DTC is located in the Denver Technology Center, an area of the city home to dozens of high-tech companies. As its name implies, its patient population is quite tech-savvy. DTC Family Health has an opt-out policy rather than an opt-in policy for portal use. “Basically you have to tell us why you don’t want to use the portal, because we’re going to put everything on the portal. We think that is the best way for us to communicate,” Dudley says. “That is the best way for you to engage with us and view your medical record and use the tools available. We are pretty hard-nosed about it and as a result, we have between 70 and 80% portal adoption. We use it a ton.”
They also see it as a stepping stone to their planned addition of telehealth. “We estimate that probably 20 percent of visits do not require hands-on care and can be done in a more efficient way for the patients and for us using a secure, HIPAA-compliant video connection,” Dudley explains. “By early 2016, we will have chosen a vendor and started on that.”

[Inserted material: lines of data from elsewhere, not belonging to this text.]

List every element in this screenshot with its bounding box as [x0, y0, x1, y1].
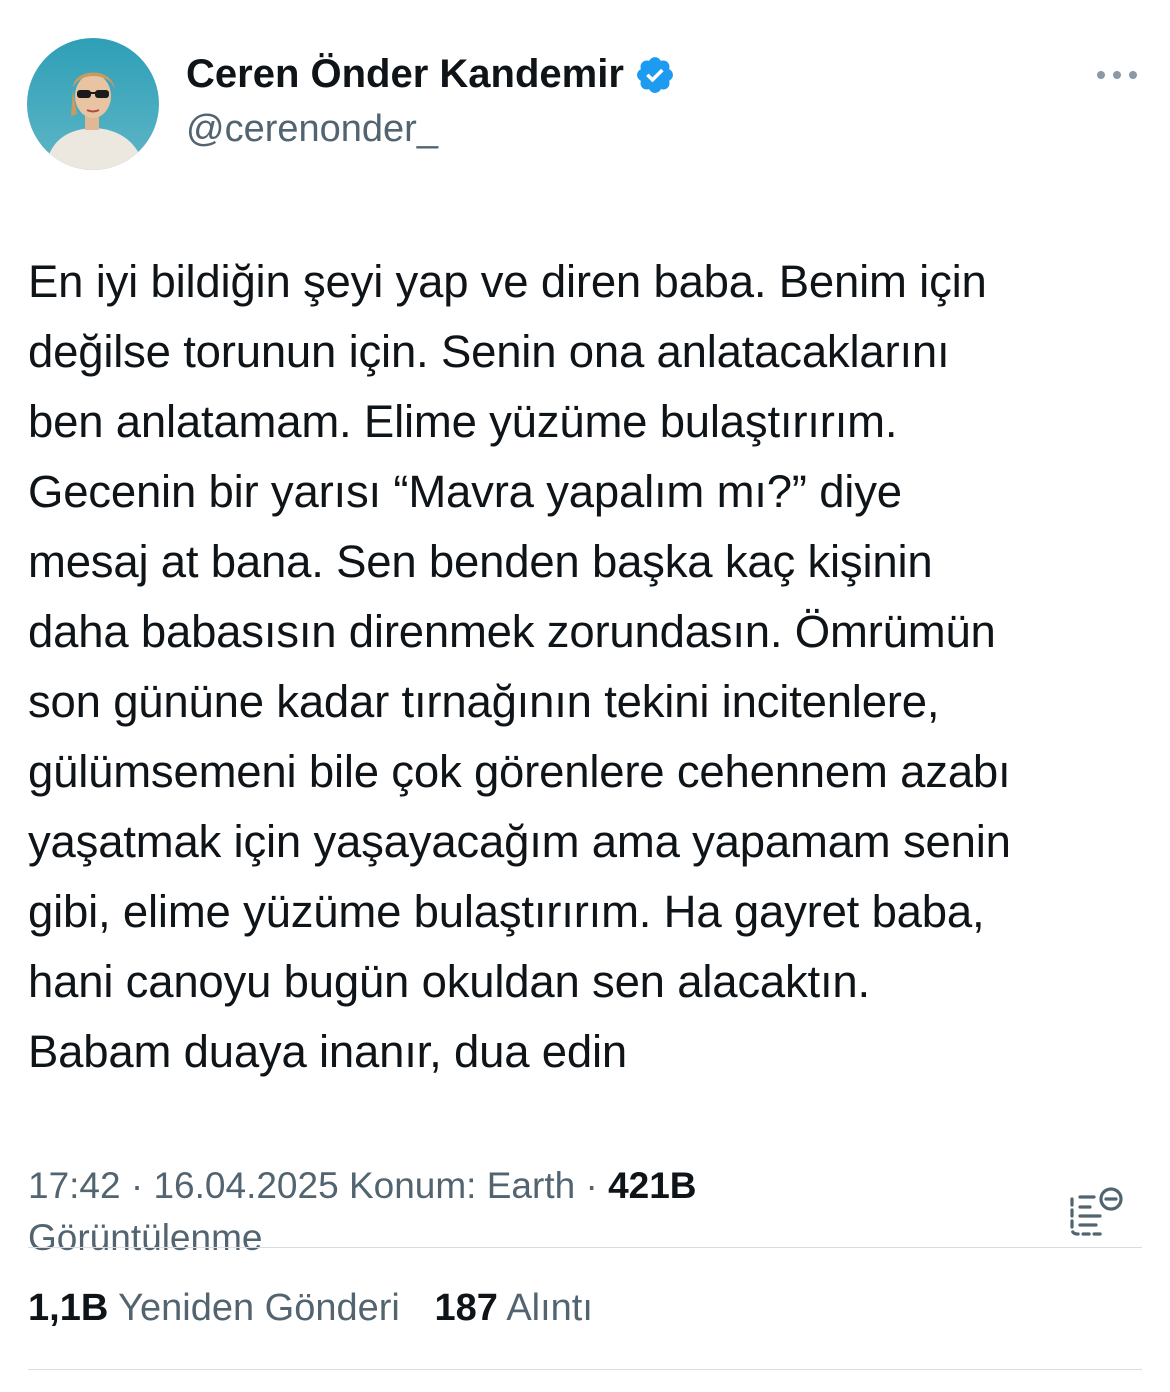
author-name-text: Ceren Önder Kandemir	[186, 52, 624, 96]
quotes-stat[interactable]: 187 Alıntı	[434, 1283, 592, 1333]
meta-separator: ·	[585, 1165, 598, 1206]
divider	[28, 1247, 1142, 1248]
author-display-name[interactable]: Ceren Önder Kandemir	[186, 52, 676, 97]
tweet-meta: 17:42 · 16.04.2025 Konum: Earth · 421B G…	[28, 1160, 1048, 1264]
post-summary-icon[interactable]	[1066, 1185, 1126, 1239]
avatar-photo	[27, 38, 159, 170]
verified-badge-icon	[634, 54, 676, 96]
views-label: Görüntülenme	[28, 1217, 263, 1258]
reposts-label: Yeniden Gönderi	[118, 1287, 400, 1329]
quotes-count: 187	[434, 1287, 498, 1329]
tweet-text: En iyi bildiğin şeyi yap ve diren baba. …	[28, 256, 1011, 1077]
divider	[28, 1369, 1142, 1370]
tweet-time[interactable]: 17:42	[28, 1165, 121, 1206]
author-handle[interactable]: @cerenonder_	[186, 108, 438, 151]
engagement-stats: 1,1B Yeniden Gönderi 187 Alıntı	[28, 1283, 617, 1333]
reposts-stat[interactable]: 1,1B Yeniden Gönderi	[28, 1283, 400, 1333]
more-options-icon[interactable]	[1094, 62, 1140, 88]
tweet-location: Konum: Earth	[348, 1165, 576, 1206]
tweet-date[interactable]: 16.04.2025	[153, 1165, 338, 1206]
reposts-count: 1,1B	[28, 1287, 109, 1329]
avatar[interactable]	[27, 38, 159, 170]
meta-separator: ·	[130, 1165, 144, 1206]
quotes-label: Alıntı	[506, 1287, 593, 1329]
views-count: 421B	[608, 1165, 697, 1206]
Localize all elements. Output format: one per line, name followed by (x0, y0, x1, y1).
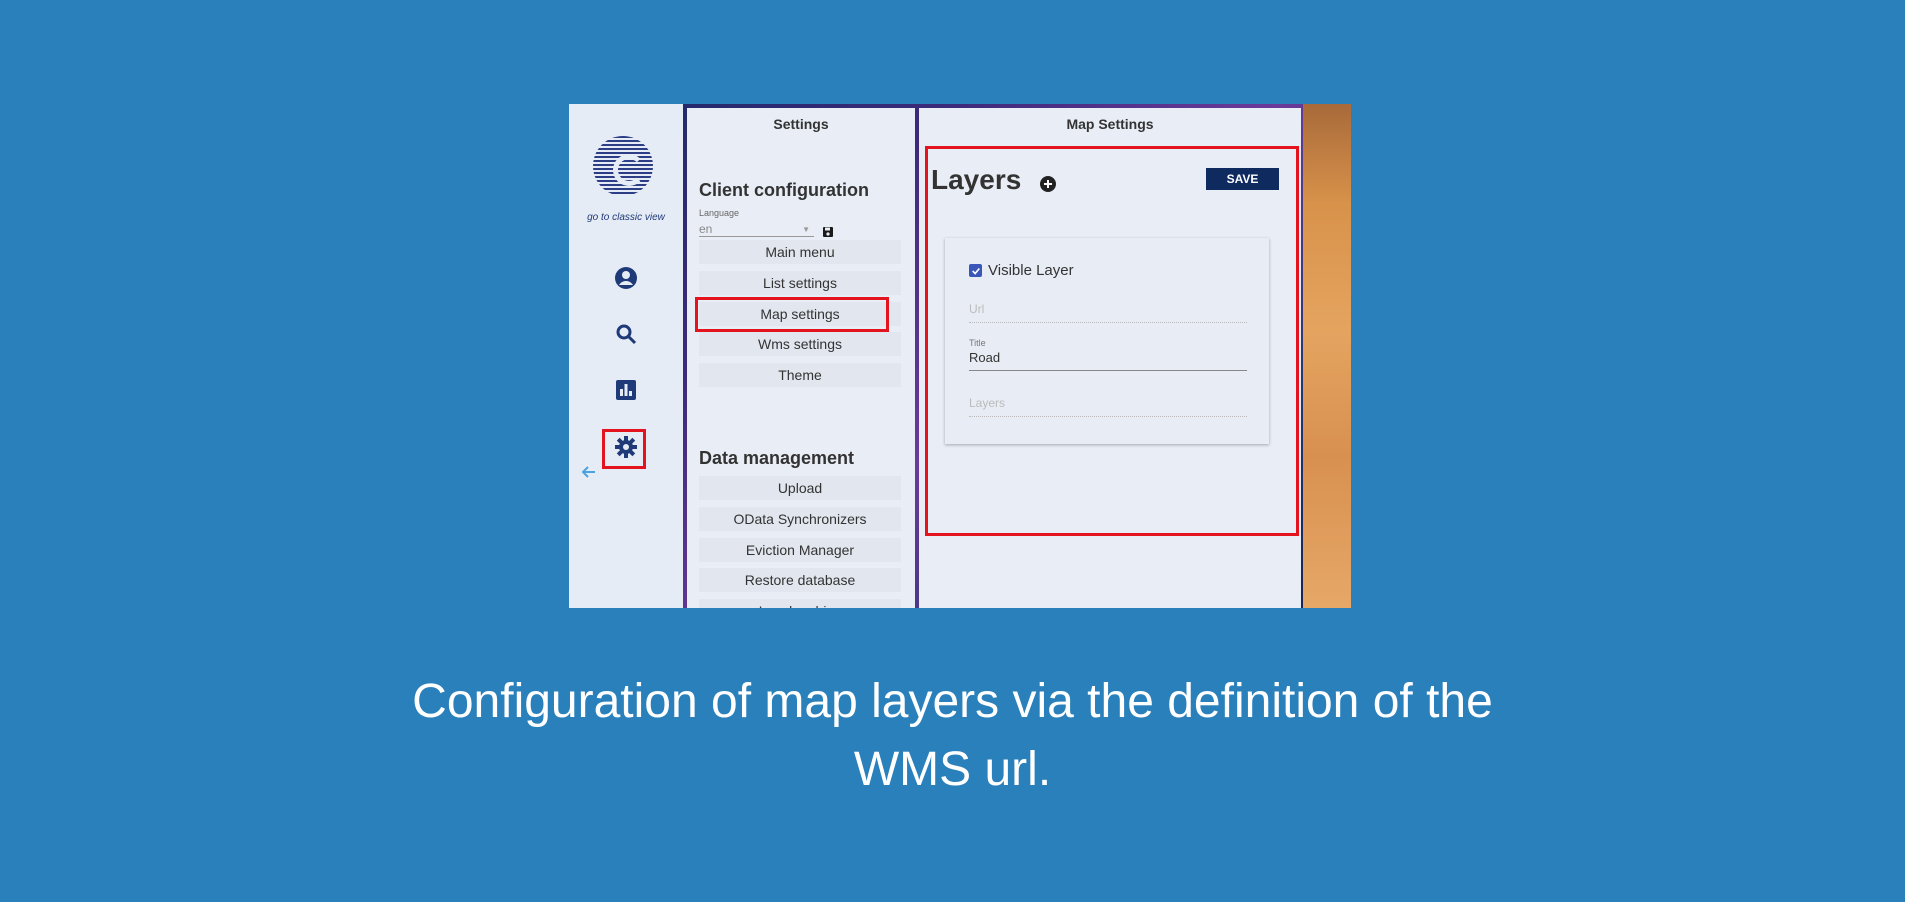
app-screenshot: go to classic view Settings Client confi… (569, 104, 1351, 608)
language-value: en (699, 222, 713, 236)
agency-logo-icon (593, 136, 653, 196)
menu-item-restore-database[interactable]: Restore database (699, 568, 901, 592)
client-config-heading: Client configuration (699, 180, 869, 200)
settings-highlight-box (602, 429, 646, 469)
chart-icon[interactable] (612, 376, 640, 404)
search-icon[interactable] (612, 320, 640, 348)
menu-item-main-menu[interactable]: Main menu (699, 240, 901, 264)
account-icon[interactable] (612, 264, 640, 292)
map-settings-panel: Map Settings Layers SAVE Visible Layer U… (919, 108, 1301, 608)
save-icon[interactable] (822, 225, 834, 237)
caption-line-1: Configuration of map layers via the defi… (412, 675, 1493, 728)
classic-view-link[interactable]: go to classic view (569, 212, 683, 223)
menu-item-list-settings[interactable]: List settings (699, 271, 901, 295)
menu-item-eviction-manager[interactable]: Eviction Manager (699, 538, 901, 562)
satellite-background (1303, 104, 1351, 608)
caption-line-2: WMS url. (853, 743, 1052, 796)
language-select[interactable]: en ▼ (699, 222, 814, 237)
slide-caption: Configuration of map layers via the defi… (0, 668, 1905, 804)
map-settings-title: Map Settings (1066, 116, 1154, 132)
settings-title: Settings (773, 116, 829, 132)
language-label: Language (699, 208, 740, 218)
menu-item-theme[interactable]: Theme (699, 363, 901, 387)
left-navbar: go to classic view (569, 104, 683, 608)
back-arrow-icon[interactable] (579, 462, 599, 482)
layers-highlight-box (925, 146, 1299, 536)
menu-item-local-archive[interactable]: Local archive (699, 599, 901, 608)
menu-item-wms-settings[interactable]: Wms settings (699, 332, 901, 356)
dropdown-arrow-icon: ▼ (802, 225, 810, 234)
settings-panel: Settings Client configuration Language e… (687, 108, 915, 608)
data-management-heading: Data management (699, 448, 855, 468)
menu-item-upload[interactable]: Upload (699, 476, 901, 500)
menu-item-odata-synchronizers[interactable]: OData Synchronizers (699, 507, 901, 531)
map-settings-highlight-box (695, 297, 889, 332)
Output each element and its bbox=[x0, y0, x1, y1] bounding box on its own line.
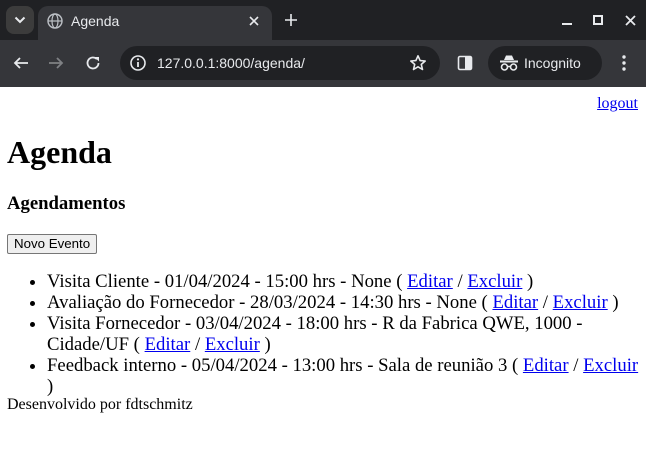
more-vertical-icon bbox=[622, 55, 626, 71]
browser-toolbar: 127.0.0.1:8000/agenda/ Incognito bbox=[0, 40, 646, 87]
site-info-icon[interactable] bbox=[128, 53, 148, 73]
edit-link[interactable]: Editar bbox=[523, 355, 569, 376]
maximize-button[interactable] bbox=[588, 10, 608, 30]
event-text: Avaliação do Fornecedor - 28/03/2024 - 1… bbox=[47, 292, 488, 313]
browser-menu-button[interactable] bbox=[614, 52, 634, 74]
address-bar[interactable]: 127.0.0.1:8000/agenda/ bbox=[120, 46, 440, 80]
delete-link[interactable]: Excluir bbox=[553, 292, 608, 313]
chevron-down-icon bbox=[14, 16, 26, 24]
edit-link[interactable]: Editar bbox=[145, 334, 191, 355]
new-event-button[interactable]: Novo Evento bbox=[7, 234, 98, 254]
tab-search-button[interactable] bbox=[6, 6, 34, 34]
close-icon bbox=[249, 16, 259, 26]
list-item: Visita Cliente - 01/04/2024 - 15:00 hrs … bbox=[47, 271, 646, 292]
incognito-icon bbox=[500, 55, 518, 71]
globe-icon bbox=[47, 13, 63, 29]
side-panel-button[interactable] bbox=[455, 53, 475, 73]
delete-link[interactable]: Excluir bbox=[583, 355, 638, 376]
event-text: Visita Cliente - 01/04/2024 - 15:00 hrs … bbox=[47, 271, 403, 292]
tab-title: Agenda bbox=[71, 13, 120, 29]
tab-close-button[interactable] bbox=[244, 11, 264, 31]
delete-link[interactable]: Excluir bbox=[467, 271, 522, 292]
list-item: Feedback interno - 05/04/2024 - 13:00 hr… bbox=[47, 355, 646, 397]
side-panel-icon bbox=[457, 55, 473, 71]
url-text[interactable]: 127.0.0.1:8000/agenda/ bbox=[157, 54, 305, 72]
maximize-icon bbox=[593, 15, 603, 25]
arrow-right-icon bbox=[49, 57, 64, 69]
forward-button[interactable] bbox=[45, 52, 67, 74]
minimize-button[interactable] bbox=[557, 10, 577, 30]
footer-credit: Desenvolvido por fdtschmitz bbox=[7, 396, 193, 413]
star-icon bbox=[410, 55, 426, 71]
window-close-button[interactable] bbox=[620, 10, 640, 30]
event-text: Feedback interno - 05/04/2024 - 13:00 hr… bbox=[47, 355, 519, 376]
minimize-icon bbox=[562, 23, 572, 25]
logout-link[interactable]: logout bbox=[597, 95, 638, 113]
list-item: Visita Fornecedor - 03/04/2024 - 18:00 h… bbox=[47, 313, 646, 355]
new-tab-button[interactable] bbox=[280, 9, 302, 31]
incognito-indicator[interactable]: Incognito bbox=[488, 46, 602, 80]
plus-icon bbox=[285, 14, 297, 26]
edit-link[interactable]: Editar bbox=[407, 271, 453, 292]
back-button[interactable] bbox=[10, 52, 32, 74]
arrow-left-icon bbox=[13, 57, 28, 69]
event-list: Visita Cliente - 01/04/2024 - 15:00 hrs … bbox=[0, 271, 646, 397]
page-title: Agenda bbox=[7, 134, 112, 170]
section-title: Agendamentos bbox=[7, 193, 126, 214]
incognito-label: Incognito bbox=[524, 55, 581, 71]
bookmark-button[interactable] bbox=[408, 53, 428, 73]
page-content: logout Agenda Agendamentos Novo Evento V… bbox=[0, 87, 646, 461]
list-item: Avaliação do Fornecedor - 28/03/2024 - 1… bbox=[47, 292, 646, 313]
event-text: Visita Fornecedor - 03/04/2024 - 18:00 h… bbox=[47, 313, 583, 355]
delete-link[interactable]: Excluir bbox=[205, 334, 260, 355]
reload-icon bbox=[86, 56, 100, 70]
edit-link[interactable]: Editar bbox=[492, 292, 538, 313]
active-tab[interactable]: Agenda bbox=[38, 6, 272, 40]
close-icon bbox=[624, 14, 636, 26]
tab-strip: Agenda bbox=[0, 0, 646, 40]
info-circle-icon bbox=[130, 55, 146, 71]
reload-button[interactable] bbox=[82, 52, 104, 74]
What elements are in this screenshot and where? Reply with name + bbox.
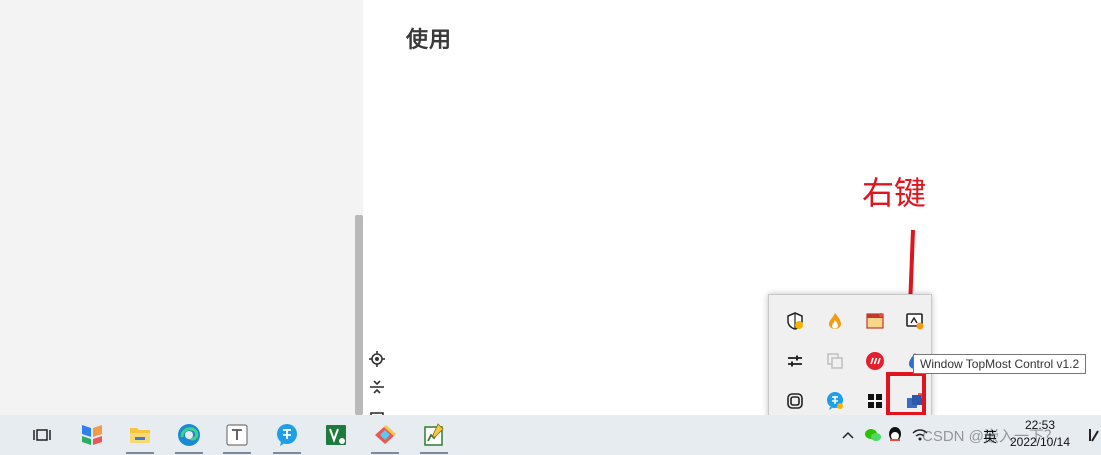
tray-chevron-icon[interactable] (842, 415, 854, 455)
locate-icon[interactable] (368, 350, 386, 368)
annotation-highlight-box (886, 372, 926, 416)
colorful-app-icon[interactable] (68, 415, 116, 455)
notepad-chart-icon[interactable] (410, 415, 458, 455)
git-tool-icon[interactable] (361, 415, 409, 455)
display-app-icon[interactable] (895, 301, 935, 341)
task-view-icon[interactable] (18, 415, 66, 455)
system-clock[interactable]: 22:53 2022/10/14 (1003, 417, 1077, 451)
page-title: 使用 (406, 27, 453, 52)
typora-icon[interactable] (213, 415, 261, 455)
notification-icon[interactable] (1088, 415, 1100, 455)
annotation-label: 右键 (862, 174, 927, 212)
window-app-icon[interactable] (855, 301, 895, 341)
clock-date: 2022/10/14 (1009, 435, 1071, 449)
qq-tray-icon[interactable] (886, 415, 904, 455)
tray-tooltip: Window TopMost Control v1.2 (913, 354, 1087, 374)
wechat-tray-icon[interactable] (864, 415, 882, 455)
edge-icon[interactable] (165, 415, 213, 455)
shield-warning-icon[interactable] (775, 301, 815, 341)
copy-app-icon[interactable] (815, 341, 855, 381)
translate-icon[interactable] (263, 415, 311, 455)
vs-icon[interactable] (312, 415, 360, 455)
taskbar: CSDN @嵌入一下？ 英 22:53 2022/10/14 (0, 415, 1101, 455)
file-explorer-icon[interactable] (116, 415, 164, 455)
left-pane-scrollbar[interactable] (355, 215, 363, 415)
clock-time: 22:53 (1024, 418, 1056, 432)
sliders-icon[interactable] (775, 341, 815, 381)
flame-app-icon[interactable] (815, 301, 855, 341)
left-pane (0, 0, 363, 415)
ime-indicator[interactable]: 英 (983, 427, 997, 447)
collapse-icon[interactable] (368, 378, 386, 396)
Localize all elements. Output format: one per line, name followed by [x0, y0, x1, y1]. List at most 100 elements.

Ernie Hood, a senior research director for The Advisory Board suggests appointing a portal leader who can think through the patient experience, not the provider experience. “Most organizations think about it as a provider tool. It is a tool for the patient to engage your services more effectively. The leading edge organizations approach it by thinking about the patient experience,” Hood says. He suggests describing the portal as just another channel for accessing your services. “Call me, see me, send me a secure message. Do whatever is convenient for you. That is inviting.”